Description

It has long been a worldwide problem to precisely identify leucine and isoleucine, not to mention 100% accuracy. Creative Biolabs, the leader in De Novo antibody sequencing filed, never forgets to push the boundaries of science. They have successfully differentiated the sequences of leucine and isoleucine with 100% accuracy after overcoming challenges and difficulties.

The amino acid sequence and specific post-translational modifications determine the specificities and effectiveness of an antibody drug, which confirms the indispensable role of sequence analysis during monoclonal antibodies development. The traditional way of DNA sequencing cannot fulfill the analytics requirements of some pre-clinical antibody drugs derived from an immunized host or a hybridization, whose cDNA sequences are unavailable in the current database, thereby antibody de novo sequencing at protein-level on the scene occurs.

Based on analyzing the regular breakage of peptide fragments, antibody de novo sequencing is a protein-level analysis independent of any existing protein database information. When colliding the specific fracture mode with inert gas, corresponding amino acid sequence information and post-translational modification can be calculated. Half a century ago, scientists used a technique named Edman degradation, which is still applied today in some short peptides sequencing, to gradually degrade protein polypeptide from N-terminus to C-terminus. Each degraded amino acid residue will be identified by detecting the ultraviolet absorbance during the degradation process. However, apart from the error accumulated during this cyclical process, this chemical method cannot satisfy the requirements for high-purity samples and be used for complex analysis procedures.    

In the last two decades, mass spectrometry, another prominent technology to sequence long peptides has been gradually developed. The protein samples need to be digested before analyzed by mass spectrometry. To maximally obtain the fragment information, the data collection process is complicated by the combination of various techniques, including the high-resolution and high-quality precision mass spectrometry, multiple enzyme digestion, and diverse mass spectrometry fragmentation methods. The spectrums are generated by the molecular weight difference, hence determining the amino acid residues. The final monoclonal antibody amino acid sequence information is then obtained after analysis and splicing with the antibody de novo sequencing software.
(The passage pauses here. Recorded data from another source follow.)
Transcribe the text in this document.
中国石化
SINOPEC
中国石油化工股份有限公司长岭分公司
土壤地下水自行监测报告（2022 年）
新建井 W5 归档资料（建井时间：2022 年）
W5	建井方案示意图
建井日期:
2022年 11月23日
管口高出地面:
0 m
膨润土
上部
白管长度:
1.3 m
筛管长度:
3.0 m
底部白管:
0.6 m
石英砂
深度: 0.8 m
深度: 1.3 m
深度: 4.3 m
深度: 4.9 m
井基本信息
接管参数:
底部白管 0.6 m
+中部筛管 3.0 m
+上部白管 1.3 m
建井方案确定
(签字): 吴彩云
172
Soft ionization charges the isolated peptide fragments before scanned by mass spectrometry to form the MS spectrum. These screened peptide ions will then enter the collision chamber that contains inert gases, such as He, Ar, Xe and CH4, to induce regular covalent bond cleavage of the peptide, generating daughter ions to create the MS-MS spectrum in the mass spectrometry.

At present, the commonly used cleavage methods of data acquisition in mass spectrometry are collision-induced activation dissociation (CID) and high-energy collision dissociation (HCD) suppled with electron transfer dissociation (ETD). Since the MS-MS spectrum produced by HCD has higher quality and theoretical suitability. HCD can be applied in secondary cleavage to produce corresponding b and y ions. Besides functions in better determining amino acid sequences by generating c, z ions complementary to b, y ions, ETD can accurately confirm the post-translational modification site of the protein via retaining post-translational modification groups that are easily lost in the side chain. Besides, characteristics of electron transferring render the ability for ETD to realize the cleavage of long peptide fragments with a high amount of electric charges and low mass-to-charge ratio.

Depending on the peptide cleavage sites, ions will gain different features. For instance, the ions generated near the N-terminus are type a, b, and c, while near the C-terminus are x, y, z. B-type ions are special in identifying amino acids because the cleavage bond is between two amino acid residues. The weight value difference between the two adjacent-b ions equals to that of an R group, depending on which amino acid type will be confirmed by comparing the value of the R group.

Unfortunately, not every amino acid can be identified easily. Leucine and isoleucine, for example, randomly distributed in an antibody, have identical weight and similar chemical properties. Researchers normally estimate their location by arrangement when determining the sequence and function of antibodies, which is time-consuming and uneconomical. Recently, scientists at Creative Biolabs overcame a technical challenge by accurately differentiating the locations of leucine and isoleucine, enabling antibody sequencing for better functional analysis, validation and subsequent applications.

De novo antibody sequencing presents significant application values, such as the recovery of lost information of gene and disease-specific monitoring, selection of isotype recombinant chimeric antibodies, and proof of bispecific antibody optimal target combination. More importantly, it can be applied to develop biosimilars by determining sequences and innovative sequence variants from biopharmaceuticals.

One error in amino acid sequencing may lead to large changes in antibody function during sequencing. The tremendous diversity is created by gene recombination and hypermutation introduced by B cells, a method to improve antibody affinity, making de novo protein sequencing of monoclonal antibodies an enormous challenge. In addition to overcoming common difficulties and challenges such as sequencing of V, J and C gene segments or CDR3 domain, Creative Biolabs offers unequivocal sequencing for variable domains using mass spectrometry to identify leucine and isoleucine with 100% accuracy.